We wanted to compare the safety and effectiveness of oral antiplatelet therapy versus placebo or no treatment in people with acute ischaemic stroke to see if oral antiplatelet drugs reduced the number of deaths and improved the long-term outcomes in survivors.
Most strokes are caused by a sudden blockage of an artery in the brain that is usually due to a blood clot (called an ischaemic stroke). Immediate treatment with antiplatelet drugs such as aspirin may prevent new clots from forming and hence improve recovery after stroke. However, antiplatelet drugs may also cause bleeding in the brain, which could offset any benefits.
We identified eight studies, up to October 2013, for inclusion in the review. These studies included a total of 41,483 participants. Two of the studies contributed 98% of the data. Four studies tested aspirin, three studies tested ticlopidine and one study tested aspirin plus dipyridamole. The majority of participants in the review were elderly, with a significant proportion over 70 years of age. Males and females were almost equally represented in the trials. There appeared to be some variation in stroke severity among the included trials. The scheduled duration of treatment varied from five days to three months and the scheduled follow-up period varied from 10 days to six months.
Aspirin, at a dose of 160 mg to 300 mg daily started within 48 hours of the onset of stroke symptoms, saved lives and reduced the risk of further stroke occurring in the first two weeks. If treatment was started more than 48 hours after onset but within 14 days, the limited evidence from this review and other external data suggests that aspirin is of benefit even starting at this late stage. Aspirin also increased the chances of being alive and independent and improved the chances of making a complete recovery from the stroke. The risk of serious bleeding was very low. Almost all the evidence in this review comes from trials of aspirin. There is no reliable evidence on the effects of the other oral antiplatelet drugs in acute stroke that were assessed in this review (clopidogrel, ticlopidine, cilostazol, satigrel, sarpolgrelate, KBT 3022, iisbogrel).
Quality of the evidence
The quality of the evidence contributing to these results was generally good.
Antiplatelet therapy with aspirin 160 mg to 300 mg daily, given orally (or by nasogastric tube or per rectum in people who cannot swallow) and started within 48 hours of onset of presumed ischaemic stroke, reduced the risk of early recurrent ischaemic stroke without a major risk of early haemorrhagic complications; long-term outcomes were improved.
In people with acute ischaemic stroke, platelets become activated and can cause blood clots to form and block an artery in the brain, resulting in damage to part of the brain. Such damage gives rise to the symptoms of stroke. Antiplatelet therapy might reduce the volume of brain damaged by ischaemia and also reduce the risk of early recurrent ischaemic stroke, thereby reducing the risk of early death and improving long-term outcomes in survivors. However, antiplatelet therapy might also increase the risk of fatal or disabling intracranial haemorrhage.
To assess the efficacy and safety of immediate oral antiplatelet therapy (that is started as soon as possible and no later than two weeks after stroke onset) in people with acute presumed ischaemic stroke.
We searched the Cochrane Stroke Group Trials Register (last searched 16 October 2013), the Cochrane Central Register of Controlled Trials (CENTRAL) (The Cochrane Library Issue 4, 2013), MEDLINE (June 1998 to May 2013), and EMBASE (June 1998 to May 2013). In 1998, for a previous version of this review, we searched the register of the Antiplatelet Trialists' Collaboration, MedStrategy and contacted relevant drug companies.

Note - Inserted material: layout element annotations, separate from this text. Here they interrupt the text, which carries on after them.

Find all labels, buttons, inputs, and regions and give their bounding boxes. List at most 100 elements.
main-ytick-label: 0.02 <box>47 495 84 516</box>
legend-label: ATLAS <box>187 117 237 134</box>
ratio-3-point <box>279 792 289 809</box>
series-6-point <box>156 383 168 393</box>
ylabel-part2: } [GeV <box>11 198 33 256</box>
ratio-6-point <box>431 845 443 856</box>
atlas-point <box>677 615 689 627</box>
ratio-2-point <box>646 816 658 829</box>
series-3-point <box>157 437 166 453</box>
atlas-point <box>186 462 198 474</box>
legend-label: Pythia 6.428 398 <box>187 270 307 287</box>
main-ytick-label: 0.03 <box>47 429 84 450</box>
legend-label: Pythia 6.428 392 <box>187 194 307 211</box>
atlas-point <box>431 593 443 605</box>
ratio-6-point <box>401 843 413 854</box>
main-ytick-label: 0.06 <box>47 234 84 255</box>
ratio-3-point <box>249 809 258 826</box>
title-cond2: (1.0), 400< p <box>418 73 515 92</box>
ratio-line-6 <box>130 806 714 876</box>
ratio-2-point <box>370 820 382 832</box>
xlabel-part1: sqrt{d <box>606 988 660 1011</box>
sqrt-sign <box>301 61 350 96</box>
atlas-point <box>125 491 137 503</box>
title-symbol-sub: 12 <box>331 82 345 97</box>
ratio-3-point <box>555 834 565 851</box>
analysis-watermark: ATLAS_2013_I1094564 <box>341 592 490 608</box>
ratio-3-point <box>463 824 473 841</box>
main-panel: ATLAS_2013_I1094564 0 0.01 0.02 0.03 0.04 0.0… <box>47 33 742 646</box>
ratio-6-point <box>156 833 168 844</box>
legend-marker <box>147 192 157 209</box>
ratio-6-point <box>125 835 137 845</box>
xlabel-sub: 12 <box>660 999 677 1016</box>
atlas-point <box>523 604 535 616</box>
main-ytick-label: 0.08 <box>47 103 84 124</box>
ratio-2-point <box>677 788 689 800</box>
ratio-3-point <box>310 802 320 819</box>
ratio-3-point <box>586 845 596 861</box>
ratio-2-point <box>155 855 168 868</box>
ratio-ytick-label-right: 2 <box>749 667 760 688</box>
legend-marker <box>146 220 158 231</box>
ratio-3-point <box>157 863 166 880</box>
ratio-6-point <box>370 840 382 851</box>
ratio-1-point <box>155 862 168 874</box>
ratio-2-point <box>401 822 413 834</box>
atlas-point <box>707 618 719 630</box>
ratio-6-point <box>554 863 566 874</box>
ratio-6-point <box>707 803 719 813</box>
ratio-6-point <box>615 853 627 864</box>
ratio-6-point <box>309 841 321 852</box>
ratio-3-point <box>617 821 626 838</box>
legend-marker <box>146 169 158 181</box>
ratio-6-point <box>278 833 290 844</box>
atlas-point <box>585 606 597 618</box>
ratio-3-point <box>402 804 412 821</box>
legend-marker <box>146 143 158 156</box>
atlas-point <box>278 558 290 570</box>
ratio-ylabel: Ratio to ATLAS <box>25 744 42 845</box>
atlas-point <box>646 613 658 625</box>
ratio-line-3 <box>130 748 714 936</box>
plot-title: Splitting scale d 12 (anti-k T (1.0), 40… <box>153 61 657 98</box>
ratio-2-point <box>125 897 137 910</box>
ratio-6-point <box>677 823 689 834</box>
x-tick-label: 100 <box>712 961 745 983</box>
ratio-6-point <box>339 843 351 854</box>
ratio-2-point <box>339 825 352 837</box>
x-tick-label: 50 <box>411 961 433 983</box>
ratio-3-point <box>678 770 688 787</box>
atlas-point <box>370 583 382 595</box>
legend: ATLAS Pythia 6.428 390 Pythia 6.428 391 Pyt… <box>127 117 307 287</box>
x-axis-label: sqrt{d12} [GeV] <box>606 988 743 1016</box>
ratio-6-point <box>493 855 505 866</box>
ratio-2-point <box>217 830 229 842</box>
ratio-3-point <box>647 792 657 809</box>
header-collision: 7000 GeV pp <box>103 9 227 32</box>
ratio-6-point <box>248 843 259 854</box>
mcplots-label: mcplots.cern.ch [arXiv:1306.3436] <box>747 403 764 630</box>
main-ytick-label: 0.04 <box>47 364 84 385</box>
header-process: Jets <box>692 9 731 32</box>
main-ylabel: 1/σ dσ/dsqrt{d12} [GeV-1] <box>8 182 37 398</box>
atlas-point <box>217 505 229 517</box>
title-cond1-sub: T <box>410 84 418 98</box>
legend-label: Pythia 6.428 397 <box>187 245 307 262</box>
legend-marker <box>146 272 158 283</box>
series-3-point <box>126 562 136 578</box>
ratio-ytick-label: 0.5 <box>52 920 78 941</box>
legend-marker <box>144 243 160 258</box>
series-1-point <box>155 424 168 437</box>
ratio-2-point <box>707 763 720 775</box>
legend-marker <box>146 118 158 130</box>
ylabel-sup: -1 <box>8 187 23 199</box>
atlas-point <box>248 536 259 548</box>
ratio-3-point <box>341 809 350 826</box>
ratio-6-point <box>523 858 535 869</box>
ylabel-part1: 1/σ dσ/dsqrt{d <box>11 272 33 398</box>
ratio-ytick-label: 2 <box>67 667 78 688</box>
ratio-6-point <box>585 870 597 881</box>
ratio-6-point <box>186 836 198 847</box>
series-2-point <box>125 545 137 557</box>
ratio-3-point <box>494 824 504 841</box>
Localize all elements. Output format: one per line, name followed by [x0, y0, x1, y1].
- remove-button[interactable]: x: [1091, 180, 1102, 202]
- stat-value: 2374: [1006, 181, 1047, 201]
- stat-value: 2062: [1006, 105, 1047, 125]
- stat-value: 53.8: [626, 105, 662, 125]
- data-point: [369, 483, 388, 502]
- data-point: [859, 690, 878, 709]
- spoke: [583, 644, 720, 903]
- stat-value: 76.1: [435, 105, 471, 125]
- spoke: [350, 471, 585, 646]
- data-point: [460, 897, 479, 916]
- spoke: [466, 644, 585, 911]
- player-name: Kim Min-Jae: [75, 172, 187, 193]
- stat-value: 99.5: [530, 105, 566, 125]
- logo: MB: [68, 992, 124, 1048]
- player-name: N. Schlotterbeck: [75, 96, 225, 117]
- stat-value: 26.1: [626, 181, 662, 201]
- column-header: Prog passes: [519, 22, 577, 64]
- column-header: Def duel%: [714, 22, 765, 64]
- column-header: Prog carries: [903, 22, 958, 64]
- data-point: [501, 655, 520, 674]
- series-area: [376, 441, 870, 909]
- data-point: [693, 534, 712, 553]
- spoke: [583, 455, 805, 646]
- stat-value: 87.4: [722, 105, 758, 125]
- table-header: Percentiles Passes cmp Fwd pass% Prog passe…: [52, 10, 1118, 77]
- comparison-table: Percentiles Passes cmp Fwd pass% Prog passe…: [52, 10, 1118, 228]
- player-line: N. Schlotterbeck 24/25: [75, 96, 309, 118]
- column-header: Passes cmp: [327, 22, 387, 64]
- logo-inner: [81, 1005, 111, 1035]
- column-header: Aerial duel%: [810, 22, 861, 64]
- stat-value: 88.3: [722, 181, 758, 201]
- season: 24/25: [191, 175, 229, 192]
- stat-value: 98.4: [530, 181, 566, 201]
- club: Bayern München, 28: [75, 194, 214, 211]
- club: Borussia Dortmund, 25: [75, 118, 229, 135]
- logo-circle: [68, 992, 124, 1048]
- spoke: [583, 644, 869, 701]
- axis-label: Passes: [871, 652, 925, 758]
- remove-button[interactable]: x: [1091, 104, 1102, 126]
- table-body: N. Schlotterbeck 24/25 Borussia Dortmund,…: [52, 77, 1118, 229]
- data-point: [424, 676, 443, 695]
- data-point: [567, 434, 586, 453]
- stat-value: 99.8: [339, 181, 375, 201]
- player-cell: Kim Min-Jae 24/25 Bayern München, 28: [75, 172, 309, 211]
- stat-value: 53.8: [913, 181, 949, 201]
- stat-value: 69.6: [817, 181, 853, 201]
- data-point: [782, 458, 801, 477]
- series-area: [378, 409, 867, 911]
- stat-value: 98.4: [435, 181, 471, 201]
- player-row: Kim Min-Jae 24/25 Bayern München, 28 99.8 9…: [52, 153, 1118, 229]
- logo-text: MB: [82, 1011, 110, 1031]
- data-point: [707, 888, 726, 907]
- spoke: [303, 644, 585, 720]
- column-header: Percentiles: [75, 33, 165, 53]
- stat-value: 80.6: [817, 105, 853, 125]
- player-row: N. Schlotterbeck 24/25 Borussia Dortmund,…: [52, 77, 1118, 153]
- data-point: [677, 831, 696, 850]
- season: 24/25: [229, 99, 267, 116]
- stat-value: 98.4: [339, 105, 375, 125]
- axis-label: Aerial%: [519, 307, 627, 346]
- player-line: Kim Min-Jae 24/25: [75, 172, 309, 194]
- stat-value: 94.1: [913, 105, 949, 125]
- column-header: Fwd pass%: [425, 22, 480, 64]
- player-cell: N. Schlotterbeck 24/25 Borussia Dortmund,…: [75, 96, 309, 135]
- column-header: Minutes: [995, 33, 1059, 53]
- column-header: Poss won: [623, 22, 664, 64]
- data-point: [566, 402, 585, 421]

Randomised trials comparing oral antiplatelet therapy (started within 14 days of the stroke) with control in people with definite or presumed ischaemic stroke.
Two review authors independently applied the inclusion criteria and assessed trial quality. For the included trials, they extracted and cross-checked the data.
We included eight trials involving 41,483 participants. No new trials have been added since the last update.Two trials testing aspirin 160 mg to 300 mg once daily, started within 48 hours of onset, contributed 98% of the data. The risk of bias was low. The maximum follow-up was six months. With treatment, there was a significant decrease in death or dependency at the end of follow-up (odds ratio (OR) 0.95, 95% confidence interval (CI) 0.91 to 0.99). For every 1000 people treated with aspirin, 13 people would avoid death or dependency (number needed to treat 79). Antiplatelet therapy was associated with a small but definite excess of symptomatic intracranial haemorrhages, but this small hazard was significantly outnumbered by the benefit, the reduction in recurrent ischaemic stroke and pulmonary embolus.